今,私が考えている「UN-DEAD-LINK」展に展示されてたエキソニモの初期ネットアートにおいても,物質的劣化を伴う経年変化とテクノロジーの「進化」という異なるふたつの時間の流れから,作品を考える必要がある.ネットアートの場合は,インターネットの「進化」に合わせなければ,作品そのものが成立しないので,ソフトウェアの改変は必須である.リアルタイムで処理された映像であれ,記録映像であれ,ディスプレイに映像がなく,古いCRTモニターやキーボード,マウスといった経年変化したモノだけでは,作品の成立は難しいだろう.

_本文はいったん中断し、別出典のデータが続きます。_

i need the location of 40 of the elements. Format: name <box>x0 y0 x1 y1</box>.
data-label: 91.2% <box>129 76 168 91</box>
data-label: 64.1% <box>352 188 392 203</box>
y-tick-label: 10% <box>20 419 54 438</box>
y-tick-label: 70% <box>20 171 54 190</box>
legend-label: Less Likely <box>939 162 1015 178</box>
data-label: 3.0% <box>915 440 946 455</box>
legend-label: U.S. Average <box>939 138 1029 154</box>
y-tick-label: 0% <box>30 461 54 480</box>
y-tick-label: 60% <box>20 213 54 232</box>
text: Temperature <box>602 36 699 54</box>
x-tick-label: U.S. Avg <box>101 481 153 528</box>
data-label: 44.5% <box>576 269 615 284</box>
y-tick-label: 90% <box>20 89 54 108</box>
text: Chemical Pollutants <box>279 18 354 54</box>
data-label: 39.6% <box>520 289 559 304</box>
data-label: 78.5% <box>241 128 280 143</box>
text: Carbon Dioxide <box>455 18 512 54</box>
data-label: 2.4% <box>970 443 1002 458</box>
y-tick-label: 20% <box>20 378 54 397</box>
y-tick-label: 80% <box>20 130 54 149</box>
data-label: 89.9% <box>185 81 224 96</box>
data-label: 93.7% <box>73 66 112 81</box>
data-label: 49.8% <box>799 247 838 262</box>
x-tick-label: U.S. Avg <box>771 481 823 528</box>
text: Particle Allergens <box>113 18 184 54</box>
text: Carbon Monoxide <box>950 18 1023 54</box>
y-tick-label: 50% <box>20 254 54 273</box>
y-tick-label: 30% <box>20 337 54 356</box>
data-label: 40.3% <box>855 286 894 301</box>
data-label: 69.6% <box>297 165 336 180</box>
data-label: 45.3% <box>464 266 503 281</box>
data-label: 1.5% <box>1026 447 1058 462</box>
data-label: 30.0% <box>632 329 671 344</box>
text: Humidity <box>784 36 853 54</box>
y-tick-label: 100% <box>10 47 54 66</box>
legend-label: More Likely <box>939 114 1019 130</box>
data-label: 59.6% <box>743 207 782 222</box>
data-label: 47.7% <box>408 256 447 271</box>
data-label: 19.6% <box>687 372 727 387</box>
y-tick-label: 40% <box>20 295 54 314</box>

ここで一度取り上げたテキストだが,「古色が除去されてしまった作品は,歴史的価値を失い,物質性が前面に押し出されすぎているために美的価値も十分には認められず,作品イメージを失いつつあるものと理解される.p. 39」と,修復家の田口かおりは独自の保存修復倫理を掲げるチェーザレ・ブランディの作品の考え方から「古色」について書いている.メディアアートでは,ソフトウェアを調整することで,作品そのものと古いモノが醸し出す「古色」のような雰囲気との調和を図っているのかもしれない.それはソフトウェアの「進化」によって得られた多くの選択肢に,古いモノの「古色」に合わせた制約を与えることになるだろう.これもできるあれもできるではなく,古いモノが最も活きるようにソフトウェアを調整していくこと.その際に,テクノロジーの「進化」を止めたように見せる選択肢もあるだろう.物質的劣化は止めることができない時間の流れであるが,テクノロジーの「進化」については,その「進化」を活用して,その「進化」を止めたような実装も選択もできる,メディアアートの保存は物資的劣化の流れとテクノロジーの「進化」というふたつの時間が合流したあとで想定される多様な作品状態のなかから,最適な保存ポイントを見つけなければならいので,難しいと考えらえれる.